Sempre imaginei como seria estar do outro lado. Um dia, resolvi tentar.
Acordei pelo lado contrário da cama. Coloquei as roupas de verão no inverno. Fechei as janelas ao invés de abri-las. Limpei as lágrimas assim que escorreram e não as deixei secar com a brisa, como de costume. Parei de procurá-lo. Simplesmente, sem buscar explicações.
Nada mais me pertencia. Eu já não me pertencia. Não reconheci meu reflexo no espelho, e nem quis. Nesse dia, eu não era. Eu não sou.
"Eu senti a sua falta" ele disse. Eu não voltei para responder. As luzes que iluminavam a avenida noturna refletiam sobre mim. O andar do bêbado guiava minha vontade. Vontade de nada e tudo ao mesmo tempo. Deixei o tudo pra lá e fui-me em busca do nada. A placidez com a qual ele me olhava me fez parar. A grandeza do breu da noite equiparada à profundidade de meus olhos. Ele não estava lá. Mas tudo fazia parecer que estava. E o nada ofegava, cansado de entender. Eu não consegui. A noite ainda era minha, assim como os faróis, o vento frio, o absurdo do silêncio -- que ecoava do caos. Eu ainda me pertencia. As lágrimas surgiram, formando uma poça nos paralelepípedos da calçada. E eu achei meu reflexo. A pele alva, a mesma cor preenchendo olhos e fios de cabelo, a expressão cheia, o olhar exaurido. Tudo. Eu não consegui o nada. E ele me deixou, mesmo que nunca tivesse conseguido ficar. Fiquei esperando que o tudo voltasse. Que tudo voltasse. Não veio.
Engoli as certezas e me pus de volta em dúvidas. Ninguém veio. E eu parei de esperar.
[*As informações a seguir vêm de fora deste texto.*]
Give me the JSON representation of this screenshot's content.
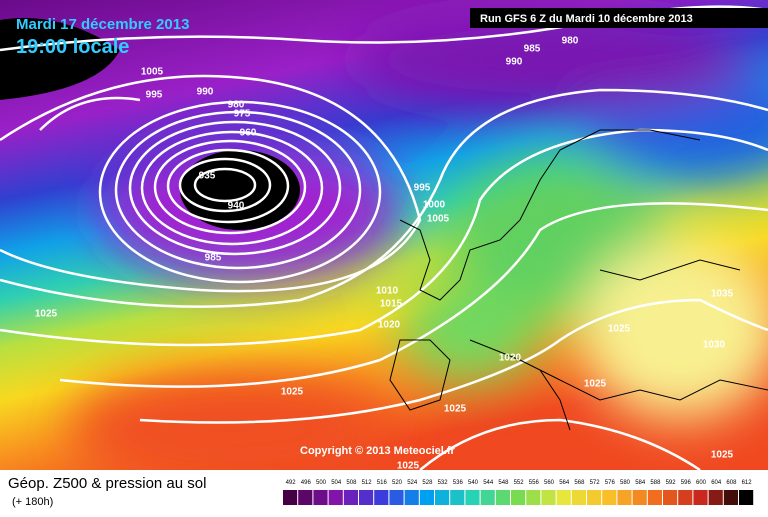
{
  "header": {
    "date": "Mardi 17 décembre 2013",
    "time": "19:00 locale",
    "run": "Run GFS 6 Z du Mardi 10 décembre 2013"
  },
  "copyright": "Copyright © 2013 Meteociel.fr",
  "footer": {
    "title": "Géop. Z500 & pression au sol",
    "step": "(+ 180h)"
  },
  "legend": {
    "labels": [
      492,
      496,
      500,
      504,
      508,
      512,
      516,
      520,
      524,
      528,
      532,
      536,
      540,
      544,
      548,
      552,
      556,
      560,
      564,
      568,
      572,
      576,
      580,
      584,
      588,
      592,
      596,
      600,
      604,
      608,
      612
    ]
  },
  "isobars": [
    "1005",
    "995",
    "990",
    "980",
    "975",
    "960",
    "935",
    "940",
    "985",
    "1025",
    "1025",
    "1010",
    "1015",
    "1020",
    "995",
    "1000",
    "1005",
    "1020",
    "1025",
    "1025",
    "1025",
    "1025",
    "1035",
    "1030",
    "1025",
    "985",
    "990",
    "980"
  ]
}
"Acorde! Você consegue me ouvir? Por favor, diga que sim... Por favor!" ele implorava. Sabia que eu não escutaria, mas gostaria que eu fosse teimosa como em todas as outras vezes. Eu estava do outro lado. Se era bom ou ruim, eu não sabia. Eu não estava mais lá. Não estava mais no mesmo lugar em que ele estava. Eu estava sozinha comigo mesma, perdida no meu próprio mar de incertezas, boiando na água calma desse mar que não me molhava. Só me apagava.
Nesse dia, acordei do outro lado. Do lado de lá. No mesmo lado. E ele estava lá, do meu lado, esperando que eu acordasse. Ele me abraçou, e ficou tudo bem. E eu fiquei daquele lado, sem saber aonde estava. Mas eu estava lá, era isso o que importava.